Terdapat relasi antara tingkat serotonin yang rendah pada sinaps
neuron dengan depresi, anxiety, dan symptom-simptom obsesi
kompulsi.
 Hamer dan Copeland (1998) menghubungkan tingkat serotonin
yang rendah dengan “pandangan yang kelabu” tentang dunia,
yang analog dengan pandangan Galen tentang temperamen
melancholic.
 Akhirnya terdapat bukti bahwa sensitivitas yang berlebihan dari
amygdala mungkin memainkan peran dalam kecenderungan
untuk mengalami anxiety dan distress pada level yang tinggi.
Biologi dan Trait Kepribadian:
Beberapa Limitasi
 Dari hasil penelitian tampak jelas bahwa tidak ada
hubungan satu-satu antara proses biologis dan trait
kepribadian. Masing-masing komponen biologis
dihubungkan dengan ekspresi lebih dari satu trait dan
ekspresi dari masing trait dipengaruhi oleh lebih dari satu
faktor biologis.
 Sangatlah sulit untuk mengintegrasikan seluruh
penemuan neurobiologis ini ke dalam 3 dimensional
model temperamen, karena resiko untuk terlalu
menyederhanakan neurobiologist yang sejauh kita kenal.
Keterkaitan antara biologi dan temperamen tampak
pada tabel di bawah ini
Tabel Keterkaitan antara biologi
dan kepribadian

 Amygdala adalah bagian dari sistem limbik primitif,


pusat dari respon emosional otak. Terutama
penting untuk emosi aversif yang dipelajari.
 Hemispheric lateralization adalah bagian frontal
hemisphere kanan yang dominan dihubungkan
dengan aktivasi emosi negative dan trait
kepribadian yang pemalu dan inhibisi; dominansi
bagian frontal hemisphere kiri dihubungkan dengan
aktivasi emosi positif dan trait kepribadian yang
berani dan disinhibisi.
Tabel Keterkaitan antara biologi
dan kepribadian
 Dopamine adalah neurotransmitter dihubungkan dengan
reward, reinforcement, kegembiraan. Dopamine pada level
tinggi dihubungkan dengan emosi positif, energetic, disinhibisi,
dan impulsivitas. Dopamine pada level yang rendah
dihubungkan dengan lesu, anxiety, dan “keadaan terdesak”
(constriction).
 Serotonin adalah neurotransmitter yang terlibat dalam mood,
iritabilitas, dan impulsivitas. Tingkat serotonin yang rendah
dihubungkan dengan depresi tapi juga dengan kekejaman dan
impulsivitas. Obat-obatan SSRIs (selective serotonin reuptake
inhibitors, seperti Prozac, Zoloft, Paxil) digunakan untuk
mengobati depresi, phobia dan gangguan obsesi-kompulsi.
Bagaimana mereka bekerja secara tepatnya tidaklah jelas.
Tabel Keterkaitan antara biologi
dan kepribadian
 Cortisol adalah hormon yang berhubungan dengan
stress yang dihasilkan oleh cortex adrenal yang
memfasilitasi reaksi terhadap ancaman. Walaupun
adaptif dalam hubungan dengan stress jangka pendek,
respon untuk jangka panjang, seperti stress kronis
dapat dihubungkan dengan depresi dan kehilangan
ingatan.
 Testosteron adalah hormone yang penting dalam
perkembangan ciri seks sekunder dan juga dikaitkan
dengan dominan, sifat kompetitif, dan agresi.
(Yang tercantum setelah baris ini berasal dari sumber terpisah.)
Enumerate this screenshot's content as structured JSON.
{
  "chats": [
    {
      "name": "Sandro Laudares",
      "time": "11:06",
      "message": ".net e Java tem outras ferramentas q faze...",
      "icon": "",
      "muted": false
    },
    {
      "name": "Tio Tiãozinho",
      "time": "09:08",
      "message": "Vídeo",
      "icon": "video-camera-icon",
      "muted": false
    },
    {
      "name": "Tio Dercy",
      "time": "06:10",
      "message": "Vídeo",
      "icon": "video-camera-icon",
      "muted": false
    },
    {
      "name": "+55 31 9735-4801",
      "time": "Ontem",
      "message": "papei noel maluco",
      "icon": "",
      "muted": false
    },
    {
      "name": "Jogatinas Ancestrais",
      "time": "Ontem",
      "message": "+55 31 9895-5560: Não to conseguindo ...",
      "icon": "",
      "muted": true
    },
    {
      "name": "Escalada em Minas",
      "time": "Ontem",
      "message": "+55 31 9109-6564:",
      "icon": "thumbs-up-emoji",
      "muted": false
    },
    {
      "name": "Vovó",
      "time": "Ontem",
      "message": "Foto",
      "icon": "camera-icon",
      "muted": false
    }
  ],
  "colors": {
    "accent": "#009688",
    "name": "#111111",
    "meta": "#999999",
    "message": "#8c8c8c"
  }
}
Sumber: Hamer & Copeland, 1998; Sapolsky, 1994; Zuckerman, 1995.


Plastisitas: Proses Biologis,
Sebab dan Akibat
 Terdapat kecenderungan untuk berpikir bahwa
proses biologis sebagai sesuatu yang tetap dan
menentukan kepribadian emosi dan tingkah
laku, sepertinya proses biologis adalah penyebab
dan kepribadian adalah akibat, dan sedikit ruang
untuk berubah.
 Namun terdapat bukti tentang plastisitas dalam
system; yaitu potensi untuk berubah dalam
system neurobiologis sebagai hasil dari
pengalaman.
Plastisitas: Proses Biologis,
Sebab dan Akibat
 Plastisitas dalam fungsi neurobiologis menjadi
jelas dalam hubungan neurotransmitter dan
hormon, seperti hubungan dua arah antara
testosterone dan agresi atau kompetitif.
Testosteron yang tinggi memudahkan agresi
yang lebih besar dan kompetitif, namun
kompetisi dan agresi juga membawa pada level
produksi yang tinggi dari testosterone.